I just instantly thought about this when I discovered the graffiti made in chalk on the walls. The writing although being overtly political seems to be confused a melange of traced statements copied from pamphlets and slogans picked up from protests. These direct considered forms of communication have an interesting relationship with the other marks made through environmental or incidental traces: the marks of a digger, the drips of tar. These elements together become like an archeologically mind map. There is something of this quality in the work of Ballard.

Sometimes he wonders what zone of transit he himself was entering, sure that his own withdrawal was symptomatic not of a dormant schizophrenia, but of a careful preparation for a radically new environment, with its own internal landscape and logic, where old categories of thought would be merely an encumbrance.

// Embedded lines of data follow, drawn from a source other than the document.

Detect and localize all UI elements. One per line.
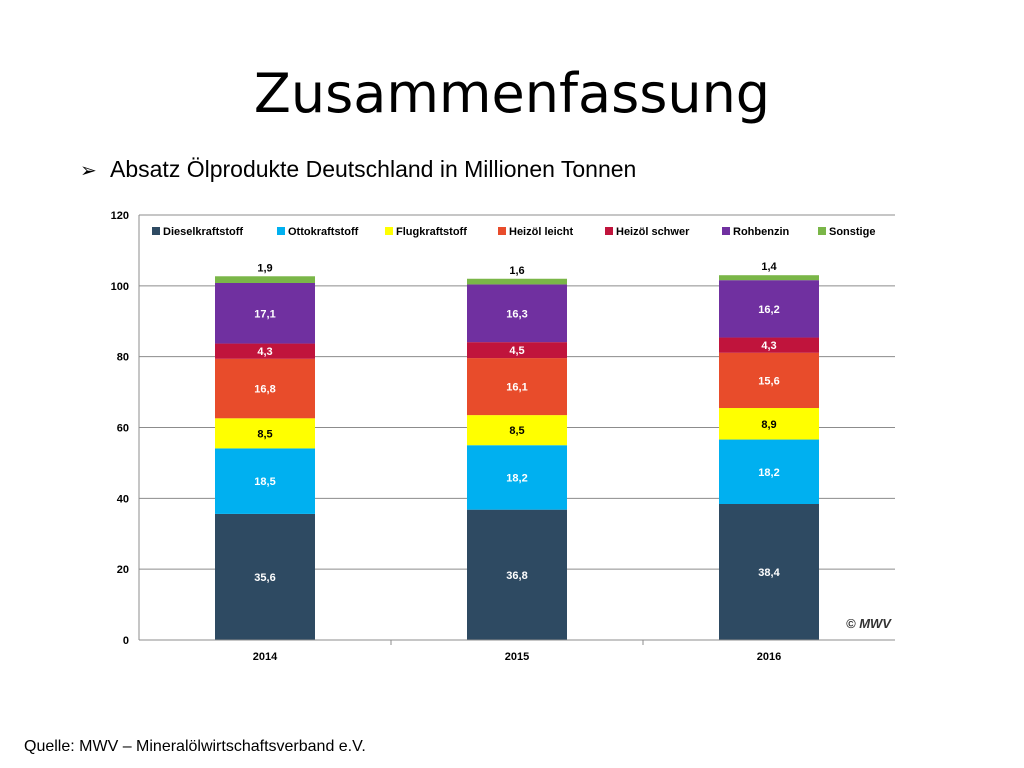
data-label: 8,9 xyxy=(761,419,776,431)
bar-segment xyxy=(215,448,315,514)
legend-swatch xyxy=(605,227,613,235)
data-label: 1,6 xyxy=(509,265,524,277)
data-label: 16,1 xyxy=(506,382,527,394)
legend: Dieselkraftstoff Ottokraftstoff Flugkrafts… xyxy=(152,226,875,238)
data-label: 16,2 xyxy=(758,304,779,316)
bar-segment xyxy=(215,513,315,640)
data-label: 4,3 xyxy=(257,346,272,358)
bar-segment xyxy=(467,445,567,510)
bar-segment xyxy=(215,358,315,419)
bar-segment xyxy=(467,284,567,343)
y-tick-label: 0 xyxy=(123,635,129,647)
bar-segment xyxy=(215,283,315,344)
legend-label: Rohbenzin xyxy=(733,226,789,238)
data-label: 8,5 xyxy=(257,428,272,440)
bar-segment xyxy=(215,418,315,449)
y-tick-label: 100 xyxy=(111,281,129,293)
source-note: Quelle: MWV – Mineralölwirtschaftsverban… xyxy=(24,738,366,755)
bar-segment xyxy=(719,337,819,353)
legend-swatch xyxy=(277,227,285,235)
bars xyxy=(215,275,819,640)
legend-label: Heizöl leicht xyxy=(509,226,574,238)
data-label: 38,4 xyxy=(758,567,780,579)
arrow-bullet-icon: ➢ xyxy=(80,158,97,182)
legend-label: Ottokraftstoff xyxy=(288,226,359,238)
bar-segment xyxy=(467,278,567,285)
x-axis: 2014 2015 2016 xyxy=(139,639,895,663)
data-label: 18,2 xyxy=(506,472,527,484)
bullet-item: ➢ Absatz Ölprodukte Deutschland in Millio… xyxy=(80,156,636,183)
legend-label: Sonstige xyxy=(829,226,875,238)
bar-segment xyxy=(467,342,567,359)
legend-swatch xyxy=(818,227,826,235)
data-label: 15,6 xyxy=(758,375,779,387)
legend-swatch xyxy=(498,227,506,235)
y-tick-label: 120 xyxy=(111,210,129,222)
bullet-text: Absatz Ölprodukte Deutschland in Million… xyxy=(110,156,637,182)
y-tick-label: 20 xyxy=(117,564,129,576)
x-tick-label: 2014 xyxy=(253,651,278,663)
y-tick-label: 80 xyxy=(117,352,129,364)
slide-title: Zusammenfassung xyxy=(253,62,771,125)
data-label: 18,2 xyxy=(758,467,779,479)
bar-segment xyxy=(719,439,819,504)
bar-segment xyxy=(719,408,819,440)
data-label: 4,5 xyxy=(509,345,524,357)
legend-swatch xyxy=(152,227,160,235)
data-label: 4,3 xyxy=(761,340,776,352)
data-label: 16,8 xyxy=(254,384,275,396)
copyright-mark: © MWV xyxy=(846,616,892,631)
data-label: 1,9 xyxy=(257,262,272,274)
bar-segment xyxy=(719,352,819,409)
bar-segment xyxy=(719,275,819,281)
data-label: 18,5 xyxy=(254,476,275,488)
bar-segment xyxy=(215,276,315,283)
bar-segment xyxy=(467,509,567,640)
y-axis: 0 20 40 60 80 100 120 xyxy=(111,210,140,647)
y-tick-label: 60 xyxy=(117,423,129,435)
data-labels: 35,6 18,5 8,5 16,8 4,3 17,1 1,9 36,8 18,2 8,5 16,1… xyxy=(254,261,780,584)
y-tick-label: 40 xyxy=(117,493,129,505)
data-label: 35,6 xyxy=(254,572,275,584)
bar-segment xyxy=(719,280,819,338)
legend-swatch xyxy=(722,227,730,235)
bar-segment xyxy=(215,343,315,359)
bar-segment xyxy=(719,504,819,640)
legend-label: Heizöl schwer xyxy=(616,226,690,238)
data-label: 1,4 xyxy=(761,261,777,273)
data-label: 17,1 xyxy=(254,308,275,320)
bar-segment xyxy=(467,358,567,416)
legend-label: Flugkraftstoff xyxy=(396,226,467,238)
data-label: 36,8 xyxy=(506,570,527,582)
x-tick-label: 2015 xyxy=(505,651,529,663)
data-label: 8,5 xyxy=(509,425,524,437)
data-label: 16,3 xyxy=(506,308,527,320)
bar-segment xyxy=(467,415,567,446)
legend-swatch xyxy=(385,227,393,235)
x-tick-label: 2016 xyxy=(757,651,781,663)
legend-label: Dieselkraftstoff xyxy=(163,226,243,238)
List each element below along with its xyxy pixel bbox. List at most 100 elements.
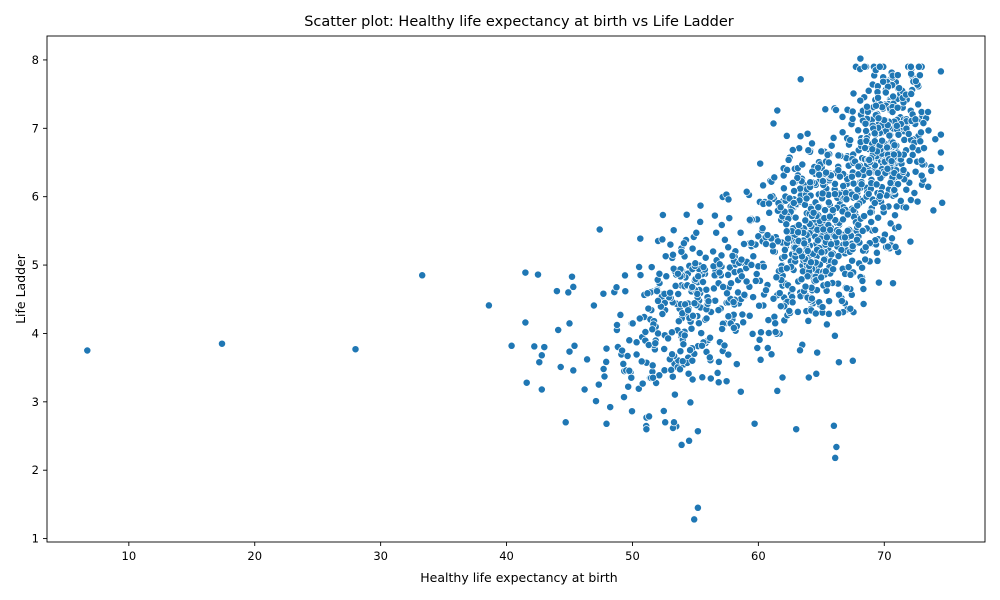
scatter-point <box>853 201 862 210</box>
scatter-point <box>677 440 686 449</box>
scatter-point <box>740 240 748 248</box>
scatter-point <box>914 62 923 71</box>
scatter-point <box>671 281 680 290</box>
scatter-point <box>756 159 765 168</box>
scatter-point <box>905 156 914 165</box>
scatter-point <box>835 172 844 181</box>
scatter-point <box>871 226 880 234</box>
scatter-point <box>838 112 847 121</box>
scatter-point <box>662 272 671 281</box>
scatter-point <box>788 285 797 294</box>
scatter-point <box>825 212 834 221</box>
scatter-point <box>642 425 651 434</box>
scatter-point <box>599 365 608 373</box>
scatter-point <box>595 225 604 234</box>
scatter-point <box>848 107 857 116</box>
scatter-point <box>838 128 847 137</box>
scatter-point <box>694 319 703 328</box>
scatter-point <box>874 278 883 287</box>
scatter-point <box>637 357 646 366</box>
scatter-point <box>484 301 493 310</box>
scatter-point <box>83 346 92 355</box>
y-tick-label: 6 <box>32 190 39 204</box>
scatter-point <box>861 255 870 264</box>
scatter-point <box>849 89 858 98</box>
scatter-point <box>887 157 896 166</box>
scatter-point <box>846 304 855 313</box>
scatter-point <box>738 310 747 319</box>
scatter-point <box>688 375 697 384</box>
scatter-point <box>881 88 890 97</box>
scatter-point <box>729 323 738 332</box>
scatter-point <box>902 185 911 194</box>
scatter-point <box>846 136 855 145</box>
scatter-point <box>537 351 546 360</box>
scatter-point <box>863 102 871 111</box>
scatter-point <box>826 225 835 234</box>
scatter-point <box>568 272 576 281</box>
scatter-point <box>894 180 902 189</box>
scatter-point <box>864 189 873 198</box>
scatter-point <box>861 144 869 152</box>
scatter-point <box>784 155 793 164</box>
scatter-point <box>906 237 915 246</box>
scatter-point <box>690 299 699 308</box>
scatter-point <box>834 151 843 160</box>
scatter-point <box>789 199 798 207</box>
scatter-point <box>829 421 838 430</box>
scatter-point <box>858 263 867 272</box>
scatter-point <box>839 215 847 224</box>
scatter-point <box>570 341 579 350</box>
scatter-point <box>705 353 714 362</box>
scatter-point <box>727 279 735 288</box>
scatter-point <box>736 387 745 396</box>
scatter-point <box>742 187 751 196</box>
scatter-point <box>673 269 682 278</box>
scatter-point <box>660 345 669 353</box>
scatter-point <box>865 155 874 164</box>
scatter-point <box>798 160 807 169</box>
scatter-point <box>860 212 869 221</box>
scatter-point <box>886 219 895 228</box>
scatter-point <box>684 306 693 315</box>
scatter-point <box>641 328 650 336</box>
scatter-point <box>893 103 902 112</box>
scatter-point <box>654 296 662 305</box>
scatter-point <box>627 373 636 382</box>
scatter-point <box>625 366 634 375</box>
scatter-point <box>830 331 839 340</box>
scatter-point <box>817 248 826 257</box>
scatter-point <box>916 137 925 146</box>
scatter-point <box>670 418 678 427</box>
scatter-point <box>661 418 670 427</box>
scatter-point <box>717 251 726 260</box>
scatter-point <box>658 235 667 244</box>
scatter-point <box>684 369 693 378</box>
scatter-point <box>715 268 724 277</box>
scatter-point <box>834 358 843 367</box>
y-tick-label: 5 <box>32 258 39 272</box>
scatter-point <box>812 369 821 378</box>
scatter-point <box>892 121 901 130</box>
scatter-point <box>778 373 787 382</box>
scatter-point <box>644 341 653 349</box>
scatter-point <box>771 319 780 328</box>
scatter-point <box>756 355 765 364</box>
scatter-point <box>636 234 645 243</box>
scatter-point <box>873 168 882 177</box>
scatter-point <box>752 270 761 278</box>
scatter-point <box>537 385 546 394</box>
scatter-point <box>745 215 754 224</box>
scatter-point <box>792 425 801 434</box>
scatter-point <box>565 347 574 356</box>
scatter-point <box>625 336 634 345</box>
scatter-point <box>870 129 879 138</box>
scatter-point <box>750 419 759 428</box>
scatter-point <box>853 235 861 244</box>
scatter-point <box>758 224 767 233</box>
scatter-point <box>724 350 733 359</box>
scatter-point <box>837 297 846 305</box>
scatter-point <box>710 211 719 220</box>
y-tick-label: 1 <box>32 532 39 546</box>
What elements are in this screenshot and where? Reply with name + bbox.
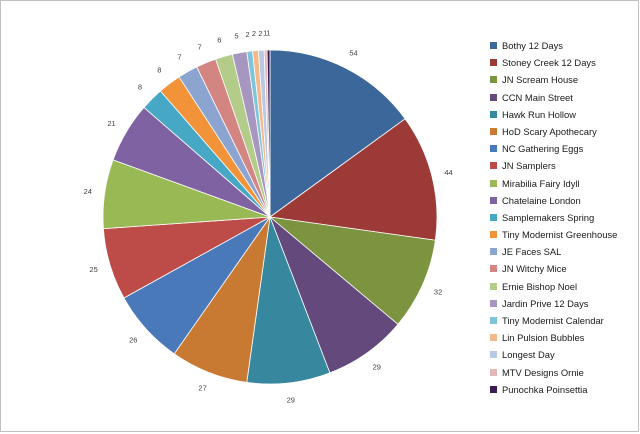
legend-label: Punochka Poinsettia xyxy=(502,383,588,395)
legend-swatch xyxy=(490,42,497,49)
legend-item-5: Hawk Run Hollow xyxy=(490,106,640,123)
legend-label: JN Scream House xyxy=(502,74,579,86)
legend-swatch xyxy=(490,76,497,84)
pie-slice-21 xyxy=(266,49,271,218)
legend-swatch xyxy=(490,162,497,170)
legend-item-18: Lin Pulsion Bubbles xyxy=(490,329,640,346)
legend-item-6: HoD Scary Apothecary xyxy=(490,123,640,140)
legend-label: Jardin Prive 12 Days xyxy=(502,297,589,309)
legend-item-21: Punochka Poinsettia xyxy=(490,381,640,398)
legend-label: Mirabilia Fairy Idyll xyxy=(502,177,580,189)
legend-item-20: MTV Designs Ornie xyxy=(490,364,640,381)
legend-label: Lin Pulsion Bubbles xyxy=(502,332,585,344)
legend-label: Samplemakers Spring xyxy=(502,211,595,223)
legend-swatch xyxy=(490,196,497,204)
data-label-7: 26 xyxy=(129,336,137,345)
legend-swatch xyxy=(490,179,497,187)
legend-swatch xyxy=(490,231,497,239)
legend-label: CCN Main Street xyxy=(502,91,573,103)
legend-item-10: Chatelaine London xyxy=(490,192,640,209)
data-label-21: 1 xyxy=(266,29,270,38)
data-label-8: 25 xyxy=(89,265,97,274)
pie-slice-1 xyxy=(269,49,406,218)
legend-label: Ernie Bishop Noel xyxy=(502,280,578,292)
legend-swatch xyxy=(490,299,497,307)
legend-swatch xyxy=(490,385,497,393)
legend-swatch xyxy=(490,59,497,67)
legend: Bothy 12 Days Stoney Creek 12 Days JN Scre… xyxy=(490,37,640,398)
data-label-1: 54 xyxy=(349,49,357,58)
legend-item-15: Ernie Bishop Noel xyxy=(490,278,640,295)
legend-label: HoD Scary Apothecary xyxy=(502,125,597,137)
legend-swatch xyxy=(490,145,497,153)
data-label-9: 24 xyxy=(84,187,92,196)
data-label-16: 5 xyxy=(234,32,238,41)
data-label-15: 6 xyxy=(217,36,221,45)
legend-item-8: JN Samplers xyxy=(490,157,640,174)
legend-item-19: Longest Day xyxy=(490,346,640,363)
data-label-4: 29 xyxy=(373,362,381,371)
legend-swatch xyxy=(490,110,497,118)
legend-item-11: Samplemakers Spring xyxy=(490,209,640,226)
data-label-20: 1 xyxy=(263,29,267,38)
legend-swatch xyxy=(490,93,497,101)
legend-swatch xyxy=(490,248,497,256)
legend-item-4: CCN Main Street xyxy=(490,89,640,106)
data-label-12: 8 xyxy=(157,66,161,75)
data-label-2: 44 xyxy=(444,168,452,177)
data-label-18: 2 xyxy=(252,29,256,38)
legend-swatch xyxy=(490,127,497,135)
legend-label: Hawk Run Hollow xyxy=(502,108,576,120)
legend-item-3: JN Scream House xyxy=(490,71,640,88)
legend-label: JN Witchy Mice xyxy=(502,263,567,275)
legend-item-2: Stoney Creek 12 Days xyxy=(490,54,640,71)
legend-label: JE Faces SAL xyxy=(502,246,562,258)
data-label-5: 29 xyxy=(287,395,295,404)
data-label-3: 32 xyxy=(434,287,442,296)
legend-label: Stoney Creek 12 Days xyxy=(502,57,596,69)
legend-label: Tiny Modernist Calendar xyxy=(502,315,604,326)
pie-slice-3 xyxy=(268,216,436,325)
legend-swatch xyxy=(490,351,497,359)
legend-label: Bothy 12 Days xyxy=(502,40,563,51)
legend-label: Longest Day xyxy=(502,349,555,361)
legend-label: Tiny Modernist Greenhouse xyxy=(502,229,618,241)
legend-label: NC Gathering Eggs xyxy=(502,143,584,155)
pie-slices xyxy=(102,49,438,385)
legend-item-12: Tiny Modernist Greenhouse xyxy=(490,226,640,243)
legend-item-17: Tiny Modernist Calendar xyxy=(490,312,640,329)
legend-item-16: Jardin Prive 12 Days xyxy=(490,295,640,312)
data-label-11: 8 xyxy=(138,82,142,91)
data-label-13: 7 xyxy=(177,52,181,61)
legend-item-9: Mirabilia Fairy Idyll xyxy=(490,175,640,192)
legend-swatch xyxy=(490,317,497,324)
data-label-6: 27 xyxy=(198,384,206,393)
pie-slice-2 xyxy=(268,118,438,241)
legend-swatch xyxy=(490,213,497,221)
legend-item-7: NC Gathering Eggs xyxy=(490,140,640,157)
legend-item-13: JE Faces SAL xyxy=(490,243,640,260)
data-label-19: 2 xyxy=(258,29,262,38)
legend-swatch xyxy=(490,368,497,376)
legend-item-14: JN Witchy Mice xyxy=(490,260,640,277)
data-label-10: 21 xyxy=(107,119,115,128)
data-label-14: 7 xyxy=(198,43,202,52)
legend-label: JN Samplers xyxy=(502,160,556,172)
legend-label: Chatelaine London xyxy=(502,194,581,206)
data-label-17: 2 xyxy=(246,30,250,39)
legend-swatch xyxy=(490,265,497,273)
legend-swatch xyxy=(490,282,497,290)
legend-label: MTV Designs Ornie xyxy=(502,366,584,378)
legend-swatch xyxy=(490,334,497,342)
legend-item-1: Bothy 12 Days xyxy=(490,37,640,54)
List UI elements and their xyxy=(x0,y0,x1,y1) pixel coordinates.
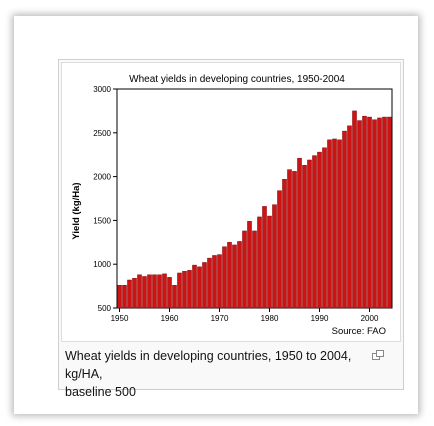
bar-1984 xyxy=(287,169,292,309)
bar-1966 xyxy=(197,266,202,309)
bar-1955 xyxy=(142,276,147,309)
bar-1992 xyxy=(327,139,332,309)
bar-1950 xyxy=(117,285,122,309)
enlarge-icon[interactable] xyxy=(372,350,384,360)
y-axis-label: Yield (kg/Ha) xyxy=(71,182,82,239)
bar-1952 xyxy=(127,279,132,309)
bar-1993 xyxy=(332,138,337,309)
bar-1994 xyxy=(337,139,342,309)
bar-1964 xyxy=(187,270,192,309)
bar-1999 xyxy=(362,115,367,309)
chart-title: Wheat yields in developing countries, 19… xyxy=(129,74,345,85)
bar-1971 xyxy=(222,246,227,309)
figure-box: Wheat yields in developing countries, 19… xyxy=(58,59,404,399)
source-note: Source: FAO xyxy=(332,326,386,337)
bar-2003 xyxy=(382,116,387,309)
wheat-yield-chart: Wheat yields in developing countries, 19… xyxy=(71,74,393,337)
bar-1977 xyxy=(252,230,257,309)
bar-1988 xyxy=(307,159,312,309)
bar-1958 xyxy=(157,274,162,309)
caption-line-2: baseline 500 xyxy=(65,385,136,399)
x-tick-label-1990: 1990 xyxy=(311,314,329,323)
x-tick-label-1960: 1960 xyxy=(161,314,179,323)
bar-1972 xyxy=(227,242,232,309)
bar-1967 xyxy=(202,262,207,309)
bar-1970 xyxy=(217,254,222,309)
bar-1951 xyxy=(122,285,127,309)
bar-1981 xyxy=(272,204,277,309)
bar-2001 xyxy=(372,119,377,309)
bar-1963 xyxy=(182,271,187,309)
x-tick-label-1980: 1980 xyxy=(261,314,279,323)
bar-2004 xyxy=(387,116,392,309)
figure-caption: Wheat yields in developing countries, 19… xyxy=(65,347,383,401)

(JG Ballard The Drowned World, 1963)

Peter Ainsworth, from the series Drowned World

EGWhat are you working on at the moment?

PAThe area surrounding the site I have inhabited for Concrete Island is in the process of being cleared. So the space under the flyover is plainly visible from the road. Consequently a whole series of new graffiti has cropped up covering over the marks that I have been photographing for the past eight months. I view this as a positive thing as I am forced to re-engage with the site: to go deeper. I have done this in quite a physical way and I am now working in the canals surrounding the site. There are all these weird scratches on the wall made by the overhanging plants and I have been documenting these. Also elements of sculpture are creeping in and the relationship between the organic forms and the concrete. The working title of this work is the Drowned World another Ballard reference but not as referential to the novel as Concrete Island. I’m not sure where it will lead: getting wet no doubt. In a wider sense it’s quite a transitional period for both my career and working practice so I am not sure quite where it is going. I really want to push the boundaries of my practice.

About Peter Ainsworth

I met Peter Ainsworth at Rhubarb Rhubarb. His work immediately stood out for its quiet beauty (which seems always to be matched with some element of struggle) and the careful balance it strikes between between intervention and documentary. The images from his recent work ‘Concrete Island’ are simple yet complex, the surfaces that he photographs loaded with marks, a clashing of momentary scrawls and gradual environmental scars. I spoke to him about his working methods and the series ‘Concrete Island’.